Why We Must Win Over the Anti-Vaccine Movement

April 17, 2018
By 23456 BRONZE, Ho Chi Minh City, Texas
23456 BRONZE, Ho Chi Minh City, Texas
2 articles 0 photos 0 comments

Being an individual who has been vaccinated all her life, experiencing the stab of pain piercing through your skin is not too pleasant. Most of us, if not all, probably remember visiting the doctor, getting a shot and crying, and receiving a candy at the end. For me, although the candy part wasn’t too awful, I absolutely dreaded the painful part because the ache would continue for days when the taste of the candy lasted for only a minute. As a result, when I was young, no matter how often my parents told me something like, “We’re getting you vaccinated because we don’t want you to get sick!” I never listened to their comments since all I could remember about shots was the piercing pain I would have to feel.


However, my negative perception towards vaccines became more of a positive insight due to an incident I had with a vaccine-preventable illness a while ago. During October 2015, I was meant to be vaccinated with another influenza vaccine shot. However, because I did not want to have another needle piercing through my skin, I tried my best to waver my parents from getting me the shot- and somehow, it worked. Sort of, to be honest.


Most of you might have heard a quote that loosely goes like, “You are free to make whatever choice you want, but you are not free from the consequences of the choice.” Just like what this quote implies, I wasn’t able to escape from the nasty consequences of influenza. I soon ended up lying sick for more than a week which ended up as hours of catching up with school work. Nevertheless, as if this wasn’t enough, I was sick with influenza again in April. Now that I think about it, the only reason I got the same disease twice before even reaching June was because I couldn’t stand three seconds of pain, which is incredibly ridiculous.


By now, it may seem like vaccines play an even more important role in your life than the A’s and B’s you get in school, and even if you haven’t undergone a mind-blowing, draining and devastating disease, most of you still might be aware that vaccines are important for each individual’s health because you were either taught by someone that way or you just have the belief that they are. Some of you, like I have, even might have received vaccine shots all your life for certain vaccine preventable diseases like the influenza, Hepatitis A and B, Pneumococcal Disease, et cetera (“Top Reasons to”).


However, you’ll be startled to know that not everyone has a vaccination schedule like us.

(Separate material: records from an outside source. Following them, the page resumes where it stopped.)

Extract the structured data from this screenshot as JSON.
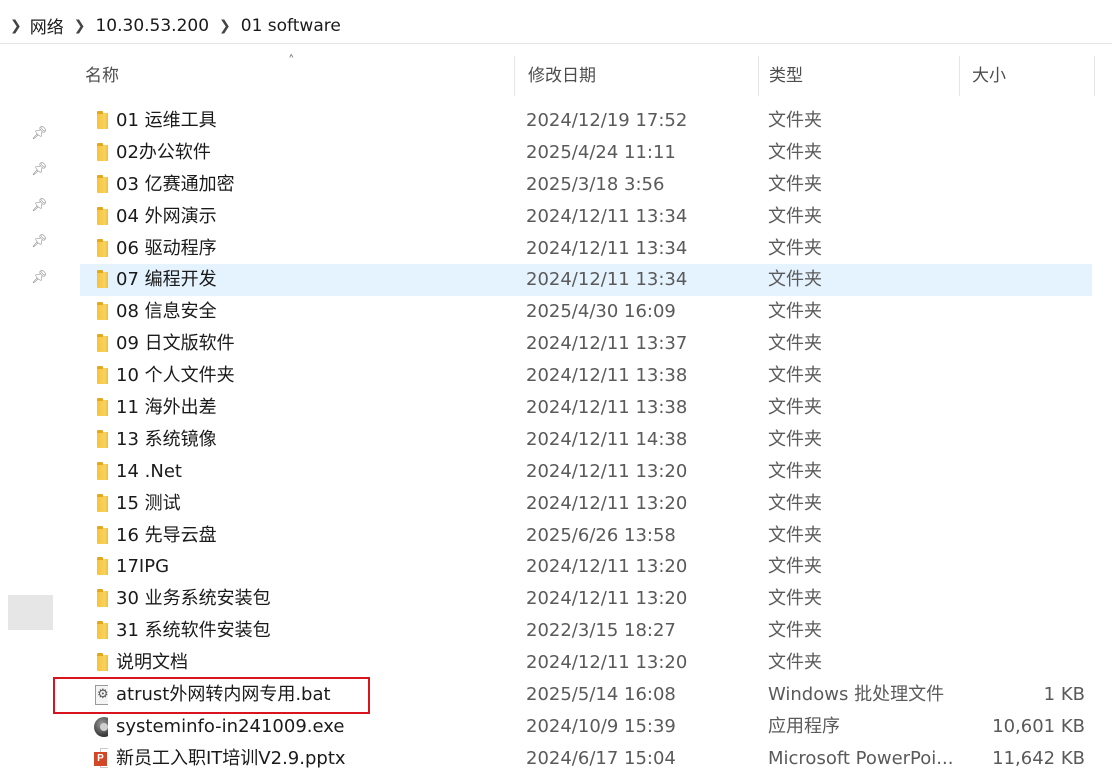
{
  "breadcrumb": {
    "items": [
      "网络",
      "10.30.53.200",
      "01 software"
    ]
  },
  "columns": {
    "name": "名称",
    "date": "修改日期",
    "type": "类型",
    "size": "大小"
  },
  "files": [
    {
      "name": "01 运维工具",
      "date": "2024/12/19 17:52",
      "type": "文件夹",
      "size": "",
      "icon": "folder-icon"
    },
    {
      "name": "02办公软件",
      "date": "2025/4/24 11:11",
      "type": "文件夹",
      "size": "",
      "icon": "folder-icon"
    },
    {
      "name": "03 亿赛通加密",
      "date": "2025/3/18 3:56",
      "type": "文件夹",
      "size": "",
      "icon": "folder-icon"
    },
    {
      "name": "04 外网演示",
      "date": "2024/12/11 13:34",
      "type": "文件夹",
      "size": "",
      "icon": "folder-icon"
    },
    {
      "name": "06 驱动程序",
      "date": "2024/12/11 13:34",
      "type": "文件夹",
      "size": "",
      "icon": "folder-icon"
    },
    {
      "name": "07 编程开发",
      "date": "2024/12/11 13:34",
      "type": "文件夹",
      "size": "",
      "icon": "folder-icon"
    },
    {
      "name": "08 信息安全",
      "date": "2025/4/30 16:09",
      "type": "文件夹",
      "size": "",
      "icon": "folder-icon"
    },
    {
      "name": "09 日文版软件",
      "date": "2024/12/11 13:37",
      "type": "文件夹",
      "size": "",
      "icon": "folder-icon"
    },
    {
      "name": "10 个人文件夹",
      "date": "2024/12/11 13:38",
      "type": "文件夹",
      "size": "",
      "icon": "folder-icon"
    },
    {
      "name": "11 海外出差",
      "date": "2024/12/11 13:38",
      "type": "文件夹",
      "size": "",
      "icon": "folder-icon"
    },
    {
      "name": "13 系统镜像",
      "date": "2024/12/11 14:38",
      "type": "文件夹",
      "size": "",
      "icon": "folder-icon"
    },
    {
      "name": "14 .Net",
      "date": "2024/12/11 13:20",
      "type": "文件夹",
      "size": "",
      "icon": "folder-icon"
    },
    {
      "name": "15 测试",
      "date": "2024/12/11 13:20",
      "type": "文件夹",
      "size": "",
      "icon": "folder-icon"
    },
    {
      "name": "16 先导云盘",
      "date": "2025/6/26 13:58",
      "type": "文件夹",
      "size": "",
      "icon": "folder-icon"
    },
    {
      "name": "17IPG",
      "date": "2024/12/11 13:20",
      "type": "文件夹",
      "size": "",
      "icon": "folder-icon"
    },
    {
      "name": "30 业务系统安装包",
      "date": "2024/12/11 13:20",
      "type": "文件夹",
      "size": "",
      "icon": "folder-icon"
    },
    {
      "name": "31 系统软件安装包",
      "date": "2022/3/15 18:27",
      "type": "文件夹",
      "size": "",
      "icon": "folder-icon"
    },
    {
      "name": "说明文档",
      "date": "2024/12/11 13:20",
      "type": "文件夹",
      "size": "",
      "icon": "folder-icon"
    },
    {
      "name": "atrust外网转内网专用.bat",
      "date": "2025/5/14 16:08",
      "type": "Windows 批处理文件",
      "size": "1 KB",
      "icon": "batch-file-icon"
    },
    {
      "name": "systeminfo-in241009.exe",
      "date": "2024/10/9 15:39",
      "type": "应用程序",
      "size": "10,601 KB",
      "icon": "exe-icon"
    },
    {
      "name": "新员工入职IT培训V2.9.pptx",
      "date": "2024/6/17 15:04",
      "type": "Microsoft PowerPoi...",
      "size": "11,642 KB",
      "icon": "powerpoint-icon"
    }
  ],
  "icons": {
    "breadcrumb_separator": "chevron-right-icon",
    "pin": "pin-icon",
    "sort": "sort-ascending-icon"
  },
  "colors": {
    "hover_row": "#e5f3ff",
    "highlight_box": "#d9141f",
    "folder": "#f6c33a"
  }
}
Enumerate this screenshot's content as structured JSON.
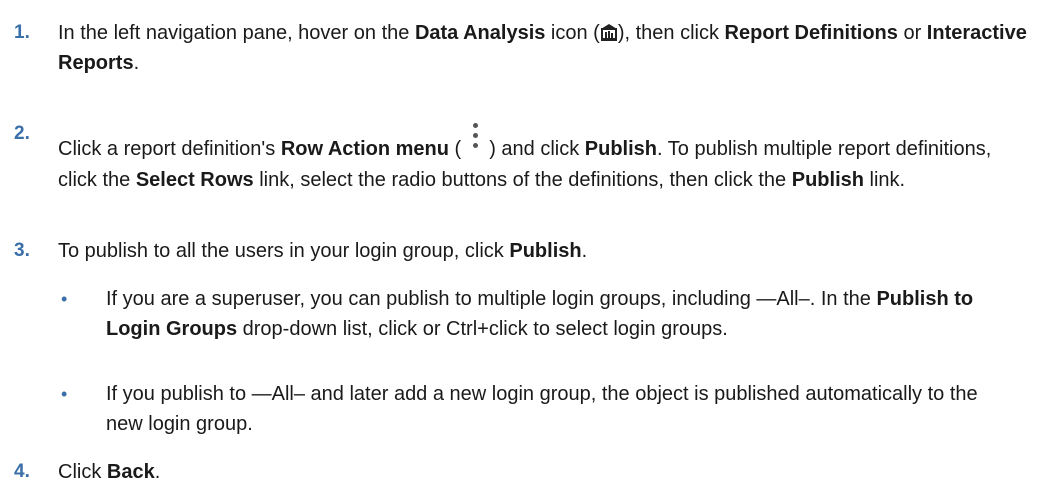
{
  "steps": [
    {
      "num": "1.",
      "t1": "In the left navigation pane, hover on the ",
      "b1": "Data Analysis",
      "t2": " icon (",
      "t3": "), then click ",
      "b2": "Report Definitions",
      "t4": " or ",
      "b3": "Interactive Reports",
      "t5": "."
    },
    {
      "num": "2.",
      "t1": "Click a report definition's ",
      "b1": "Row Action menu",
      "t2": " (",
      "t3": ") and click ",
      "b2": "Publish",
      "t4": ". To publish multiple report definitions, click the ",
      "b3": "Select Rows",
      "t5": " link, select the radio buttons of the definitions, then click the ",
      "b4": "Publish",
      "t6": " link."
    },
    {
      "num": "3.",
      "t1": "To publish to all the users in your login group, click ",
      "b1": "Publish",
      "t2": "."
    },
    {
      "num": "4.",
      "t1": "Click ",
      "b1": "Back",
      "t2": "."
    }
  ],
  "bullets": [
    {
      "t1": "If you are a superuser, you can publish to multiple login groups, including —All–. In the ",
      "b1": "Publish to Login Groups",
      "t2": " drop-down list, click or Ctrl+click to select login groups."
    },
    {
      "t1": "If you publish to —All– and later add a new login group, the object is published automatically to the new login group."
    }
  ],
  "icons": {
    "data_analysis": "data-analysis-icon",
    "row_action": "kebab-menu-icon"
  }
}
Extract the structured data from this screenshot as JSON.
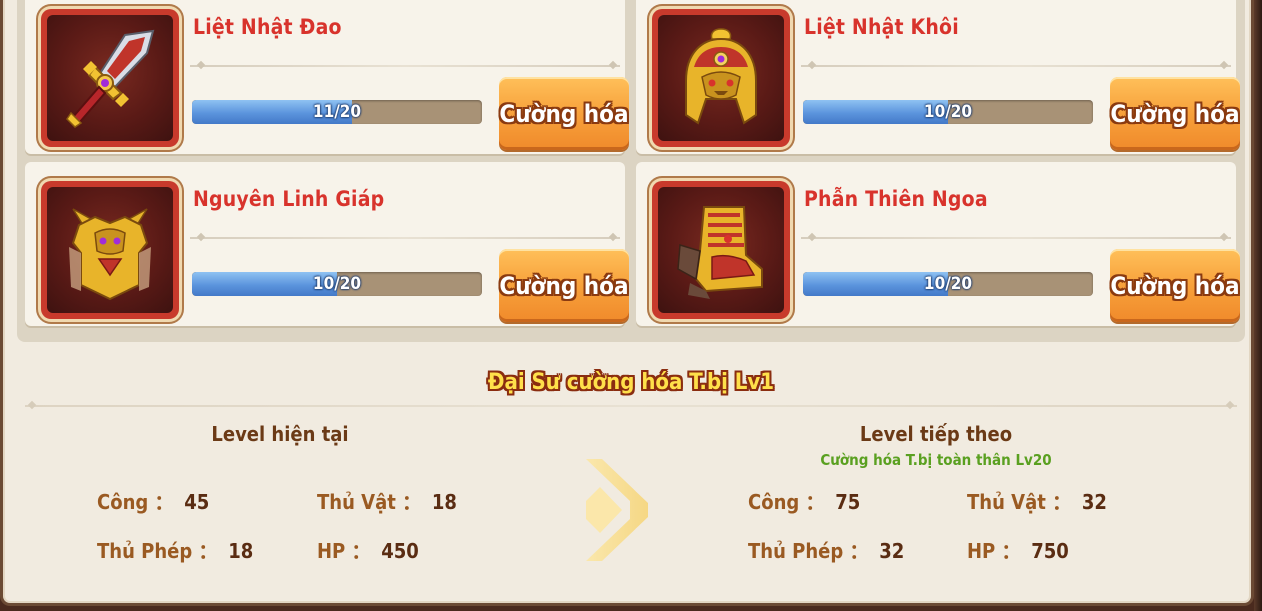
{
  "equipment": [
    {
      "name": "Liệt Nhật Đao",
      "progress_text": "11/20",
      "progress": 0.55,
      "button_label": "Cường hóa",
      "icon": "sword-icon"
    },
    {
      "name": "Liệt Nhật Khôi",
      "progress_text": "10/20",
      "progress": 0.5,
      "button_label": "Cường hóa",
      "icon": "helmet-icon"
    },
    {
      "name": "Nguyên Linh Giáp",
      "progress_text": "10/20",
      "progress": 0.5,
      "button_label": "Cường hóa",
      "icon": "armor-icon"
    },
    {
      "name": "Phẫn Thiên Ngoa",
      "progress_text": "10/20",
      "progress": 0.5,
      "button_label": "Cường hóa",
      "icon": "boots-icon"
    }
  ],
  "master": {
    "title": "Đại Sư cường hóa T.bị Lv1",
    "current": {
      "heading": "Level hiện tại",
      "stats": [
        {
          "label": "Công",
          "value": "45"
        },
        {
          "label": "Thủ Vật",
          "value": "18"
        },
        {
          "label": "Thủ Phép",
          "value": "18"
        },
        {
          "label": "HP",
          "value": "450"
        }
      ]
    },
    "next": {
      "heading": "Level tiếp theo",
      "requirement": "Cường hóa T.bị toàn thân Lv20",
      "stats": [
        {
          "label": "Công",
          "value": "75"
        },
        {
          "label": "Thủ Vật",
          "value": "32"
        },
        {
          "label": "Thủ Phép",
          "value": "32"
        },
        {
          "label": "HP",
          "value": "750"
        }
      ]
    },
    "separator": "：",
    "arrow_icon": "double-chevron-right-icon"
  },
  "colors": {
    "name_red": "#d8332c",
    "button_orange": "#f7a13b",
    "bar_blue": "#5b94dd",
    "title_yellow": "#ffe04a",
    "requirement_green": "#5aa020"
  }
}
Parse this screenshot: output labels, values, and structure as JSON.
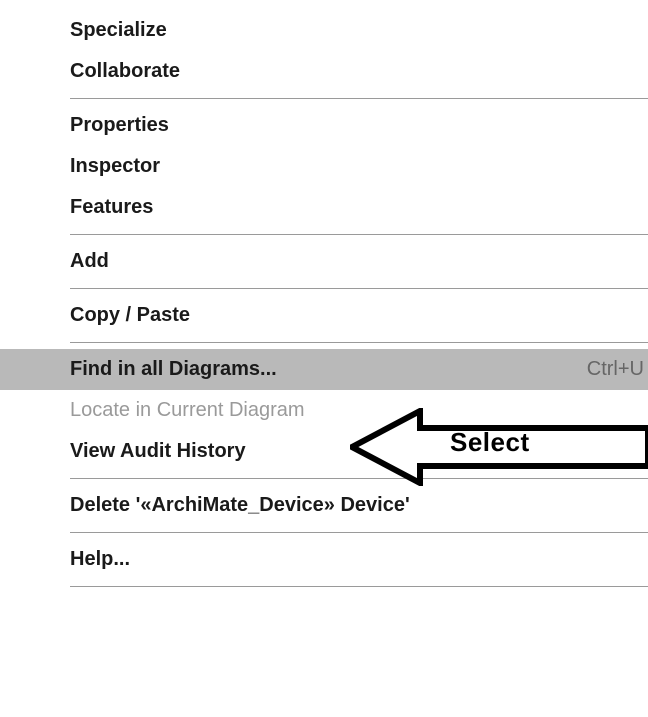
{
  "menu": {
    "items": [
      {
        "label": "Specialize",
        "disabled": false,
        "highlighted": false,
        "shortcut": "",
        "sep_after": false
      },
      {
        "label": "Collaborate",
        "disabled": false,
        "highlighted": false,
        "shortcut": "",
        "sep_after": true
      },
      {
        "label": "Properties",
        "disabled": false,
        "highlighted": false,
        "shortcut": "",
        "sep_after": false
      },
      {
        "label": "Inspector",
        "disabled": false,
        "highlighted": false,
        "shortcut": "",
        "sep_after": false
      },
      {
        "label": "Features",
        "disabled": false,
        "highlighted": false,
        "shortcut": "",
        "sep_after": true
      },
      {
        "label": "Add",
        "disabled": false,
        "highlighted": false,
        "shortcut": "",
        "sep_after": true
      },
      {
        "label": "Copy / Paste",
        "disabled": false,
        "highlighted": false,
        "shortcut": "",
        "sep_after": true
      },
      {
        "label": "Find in all Diagrams...",
        "disabled": false,
        "highlighted": true,
        "shortcut": "Ctrl+U",
        "sep_after": false
      },
      {
        "label": "Locate in Current Diagram",
        "disabled": true,
        "highlighted": false,
        "shortcut": "",
        "sep_after": false
      },
      {
        "label": "View Audit History",
        "disabled": false,
        "highlighted": false,
        "shortcut": "",
        "sep_after": true
      },
      {
        "label": "Delete '«ArchiMate_Device» Device'",
        "disabled": false,
        "highlighted": false,
        "shortcut": "",
        "sep_after": true
      },
      {
        "label": "Help...",
        "disabled": false,
        "highlighted": false,
        "shortcut": "",
        "sep_after": true
      }
    ]
  },
  "annotation": {
    "label": "Select"
  }
}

Although it may seem untrue, there still are certain individuals who are against vaccines. One anonymous epidemiologist claimed that common misconceptions on vaccines include arguments that vaccines cause autism, make people sick, and cost loads of money (“8 Common Arguments”). The most “pronounced” anti-vaxxer of all times is possibly Jenny McCarthy as she has the idea that the constituents in vaccines caused her son’s autism. According to Jenny McCarthy’s interview with CNN, she asserted “the reason why [the medical business is reluctant to talk about autism] is because there is such a huge business in pharmaceuticals” (“McCarthy”). However, numerous studies have concluded that there is no link between autism and vaccines (“Do Vaccines Cause”).
To add, numerous contagious and deadly illnesses such as influenza, Pneumococcal Disease, and Hepatitis A and B- are vaccine-preventable, and virtually everyone is prone to these diseases yet can be easily prevented by vaccines. However, because these vaccine-preventable diseases haven’t gone away, it is essential for individuals to get themselves vaccinated since these are contagious, and not getting yourself vaccinated is the same as putting another at risk as well (“Top Reasons to”).


Reasons to get vaccinated can also be linked to economic and society-related factors. Generally, vaccine-preventable diseases are expensive once people have them and based on statistics, the amount of money required for curing these diseases exceeds over $10 billion dollars, including both direct and indirect costs (“Top Reasons to”). 


As you can see, there is simply no reason to not vaccinate yourself and your kids. Just because you are scared of gluten more than chicken pox, as one host puts it, spreading something deadly to someone as well shouldn’t be an option. Vaccines are medical products which cannot be omitted from the great inventions list our history has built up and should always be utilized regularly to prevent diseases. Just don’t kill more than yourself.